Dosa struktural dan dosa personal membuat kita menjadi buta secara rohani, sehingga hidup dalam kegelapan dan menolak kasih-karunia Allah. Karena itu kekristenan tanpa pencelikkan mata rohani akan menjadi kekristenan yang buta. Mereka tahu akan keselamatan, tetapi tak mampu mengalami anugerah Allah. Mereka dapat memberi pelayanan, tetapi tanpa kegembiraan dan ucapan syukur.
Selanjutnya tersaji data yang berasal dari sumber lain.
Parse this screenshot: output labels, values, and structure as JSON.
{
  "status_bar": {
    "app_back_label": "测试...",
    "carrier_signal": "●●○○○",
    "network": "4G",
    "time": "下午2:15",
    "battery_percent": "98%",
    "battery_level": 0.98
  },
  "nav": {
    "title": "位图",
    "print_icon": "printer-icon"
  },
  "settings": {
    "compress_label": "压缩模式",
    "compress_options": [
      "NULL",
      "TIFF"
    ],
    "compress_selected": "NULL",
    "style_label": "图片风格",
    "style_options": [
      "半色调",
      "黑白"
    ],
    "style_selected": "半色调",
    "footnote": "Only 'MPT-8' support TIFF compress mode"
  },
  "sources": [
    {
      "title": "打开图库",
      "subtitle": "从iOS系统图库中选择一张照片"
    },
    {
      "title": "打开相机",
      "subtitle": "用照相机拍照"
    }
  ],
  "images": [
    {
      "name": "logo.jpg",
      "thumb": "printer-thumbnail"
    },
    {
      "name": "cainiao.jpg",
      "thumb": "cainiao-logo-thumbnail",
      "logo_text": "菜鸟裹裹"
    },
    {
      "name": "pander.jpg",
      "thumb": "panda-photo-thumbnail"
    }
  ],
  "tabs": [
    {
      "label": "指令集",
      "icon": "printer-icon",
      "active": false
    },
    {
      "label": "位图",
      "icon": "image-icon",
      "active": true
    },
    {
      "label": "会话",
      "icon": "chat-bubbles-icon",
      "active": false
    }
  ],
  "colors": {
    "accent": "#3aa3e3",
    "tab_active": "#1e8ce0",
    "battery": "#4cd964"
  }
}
Di Efesus 1:3 rasul Paulus mengungkapkan pencerahan iman dan pembaruan hidupnya di dalam Kristus, yaitu: “Terpujilah Allah dan Bapa Tuhan kita Yesus Kristus yang dalam Kristus telah mengaruniakan kepada kita segala berkat rohani di dalam sorga.” Dalam konteks ini rasul Paulus mengalami kehidupan yang terberkati (eulogetos) sebab telah diberkati (eulogeo). Rasul Paulus mengalami diberkati Allah dengan segala berkat rohani di dalam sorga yang bersumber kepada Kristus. Tepatnya rasul Paulus mengalami pencelikkan mata-rohani, sehingga dia menyaksikan dan mengalami seluruh kasihkarunia Allah. (YBM) Refleksi: Hati yang dicerahi menghasilkan sukacita dan ucapan syukur sehingga kasih-karunia Allah menjadi realitas dalam kehidupan umat beriman.